Histoire des grandes écoles d'ingénieur françaises

Équipe Hadamard

Équipe Hadamard

Rédacteurs Hadamard, polytechniciens, centraliens et normaliens, orientation, méthode et concours de prépa

Polytechnique, les Mines, les Ponts, Centrale, Supélec : ces noms reviennent sans cesse quand on parle d'orientation scientifique. Mais d'où viennent-ils, et pourquoi la France a-t-elle bâti un système d'écoles d'ingénieur qui n'existe nulle part ailleurs sous cette forme ?

L'histoire des grandes écoles d'ingénieur françaises commence bien avant la Révolution, en 1747, et se poursuit jusqu'à nos jours. La comprendre éclaire une chose essentielle pour vous, lycéen ou parent : ce système sépare les grandes écoles de l'université, et confie la préparation aux concours à des classes dédiées, les prépas.

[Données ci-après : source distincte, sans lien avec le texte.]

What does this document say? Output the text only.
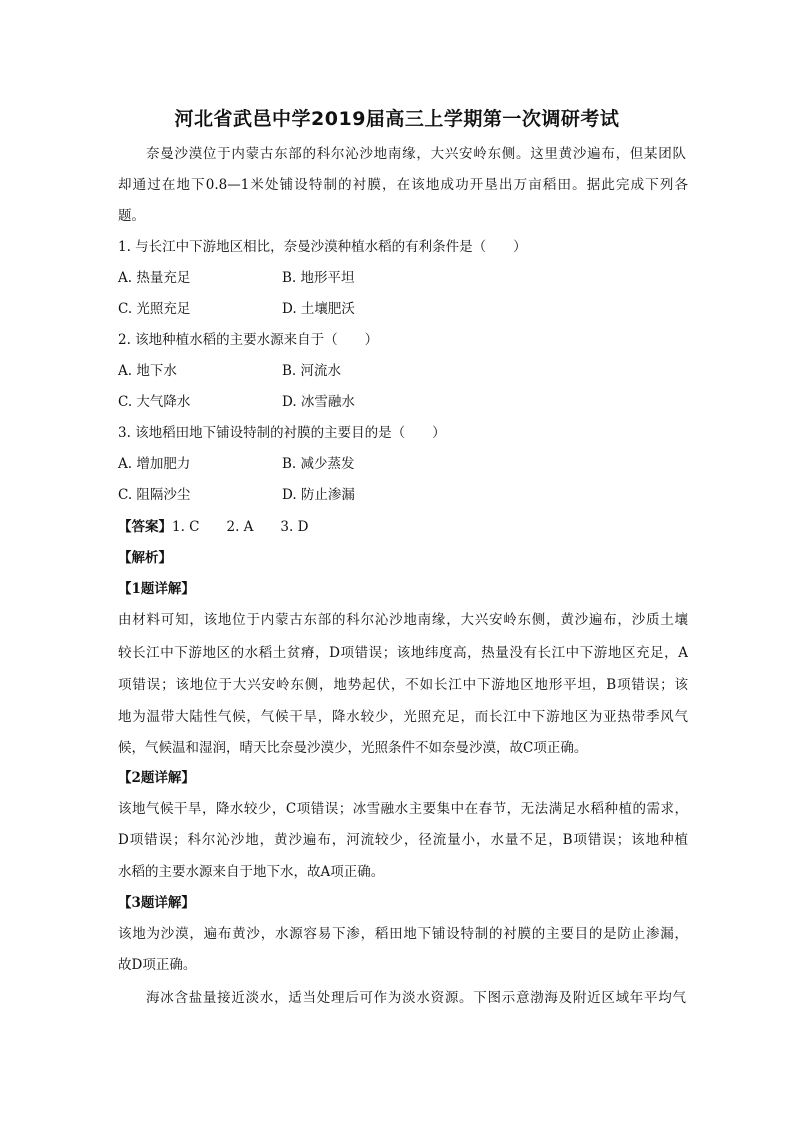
河北省武邑中学2019届高三上学期第一次调研考试
奈曼沙漠位于内蒙古东部的科尔沁沙地南缘，大兴安岭东侧。这里黄沙遍布，但某团队
却通过在地下0.8—1米处铺设特制的衬膜，在该地成功开垦出万亩稻田。据此完成下列各
题。
1. 与长江中下游地区相比，奈曼沙漠种植水稻的有利条件是（　　）
A. 热量充足	B. 地形平坦
C. 光照充足	D. 土壤肥沃
2. 该地种植水稻的主要水源来自于（　　）
A. 地下水	B. 河流水
C. 大气降水	D. 冰雪融水
3. 该地稻田地下铺设特制的衬膜的主要目的是（　　）
A. 增加肥力	B. 减少蒸发
C. 阻隔沙尘	D. 防止渗漏
【答案】1. C　　2. A　　3. D
【解析】
【1题详解】
由材料可知，该地位于内蒙古东部的科尔沁沙地南缘，大兴安岭东侧，黄沙遍布，沙质土壤
较长江中下游地区的水稻土贫瘠，D项错误；该地纬度高，热量没有长江中下游地区充足，A
项错误；该地位于大兴安岭东侧，地势起伏，不如长江中下游地区地形平坦，B项错误；该
地为温带大陆性气候，气候干旱，降水较少，光照充足，而长江中下游地区为亚热带季风气
候，气候温和湿润，晴天比奈曼沙漠少，光照条件不如奈曼沙漠，故C项正确。
【2题详解】
该地气候干旱，降水较少，C项错误；冰雪融水主要集中在春节，无法满足水稻种植的需求，
D项错误；科尔沁沙地，黄沙遍布，河流较少，径流量小，水量不足，B项错误；该地种植
水稻的主要水源来自于地下水，故A项正确。
【3题详解】
该地为沙漠，遍布黄沙，水源容易下渗，稻田地下铺设特制的衬膜的主要目的是防止渗漏，
故D项正确。
海冰含盐量接近淡水，适当处理后可作为淡水资源。下图示意渤海及附近区域年平均气
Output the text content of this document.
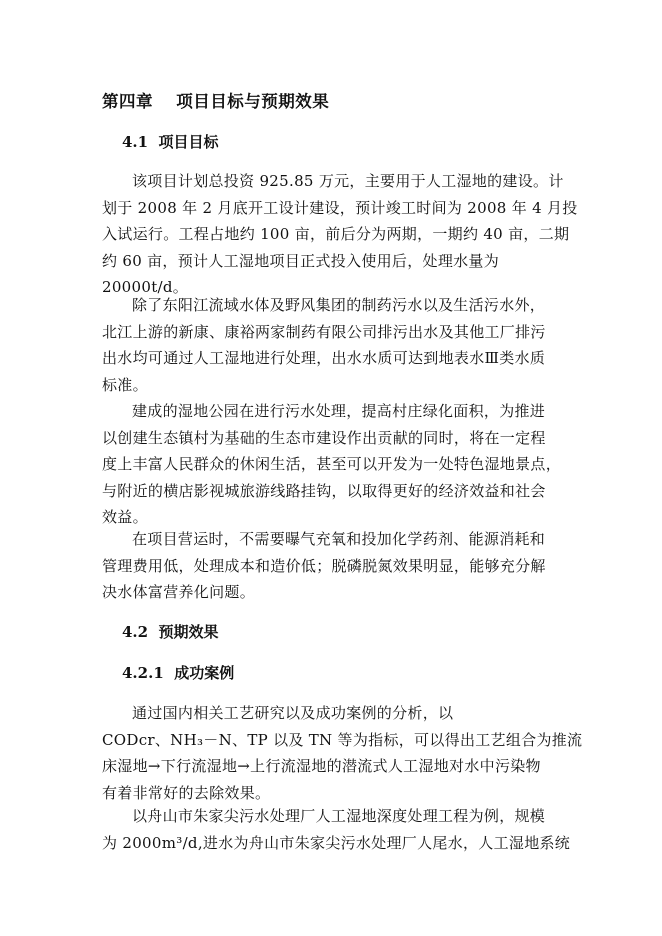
第四章　 项目目标与预期效果
4.1  项目目标
该项目计划总投资 925.85 万元，主要用于人工湿地的建设。计
划于 2008 年 2 月底开工设计建设，预计竣工时间为 2008 年 4 月投
入试运行。工程占地约 100 亩，前后分为两期，一期约 40 亩，二期
约 60 亩，预计人工湿地项目正式投入使用后，处理水量为
20000t/d。
除了东阳江流域水体及野风集团的制药污水以及生活污水外，
北江上游的新康、康裕两家制药有限公司排污出水及其他工厂排污
出水均可通过人工湿地进行处理，出水水质可达到地表水Ⅲ类水质
标准。
建成的湿地公园在进行污水处理，提高村庄绿化面积，为推进
以创建生态镇村为基础的生态市建设作出贡献的同时，将在一定程
度上丰富人民群众的休闲生活，甚至可以开发为一处特色湿地景点，
与附近的横店影视城旅游线路挂钩，以取得更好的经济效益和社会
效益。
在项目营运时，不需要曝气充氧和投加化学药剂、能源消耗和
管理费用低，处理成本和造价低；脱磷脱氮效果明显，能够充分解
决水体富营养化问题。
4.2  预期效果
4.2.1  成功案例
通过国内相关工艺研究以及成功案例的分析，以
CODcr、NH₃－N、TP 以及 TN 等为指标，可以得出工艺组合为推流
床湿地→下行流湿地→上行流湿地的潜流式人工湿地对水中污染物
有着非常好的去除效果。
以舟山市朱家尖污水处理厂人工湿地深度处理工程为例，规模
为 2000m³/d,进水为舟山市朱家尖污水处理厂人尾水，人工湿地系统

Les fondations du XVIIIᵉ siècle

Tout commence sous la monarchie, avec un besoin très concret : former les techniciens dont l'État a besoin pour ses routes, ses mines et ses armées. Les premières écoles ne sont pas privées mais royales.

La plus ancienne est l'École des Ponts et Chaussées, créée par un arrêt du Conseil du roi en 1747. Son premier directeur, Jean-Rodolphe Perronet, y forme les ingénieurs chargés des grands travaux du royaume. C'est la doyenne, celle qui donne le ton.

💡 1747, Ponts et Chaussées. Retenez cette date : c'est la plus ancienne école d'ingénieur civil encore en activité. Les Ponts précèdent la Révolution de presque un demi-siècle.

Suivent deux autres institutions marquantes. En 1780, le duc de La Rochefoucauld-Liancourt fonde à Liancourt une école pour orphelins, qui deviendra les Arts et Métiers. Elle sera structurée en véritable école d'ingénieurs d'État en 1803. En 1783, un arrêt du Conseil du roi crée l'École des Mines de Paris, portée par Balthazar Sage.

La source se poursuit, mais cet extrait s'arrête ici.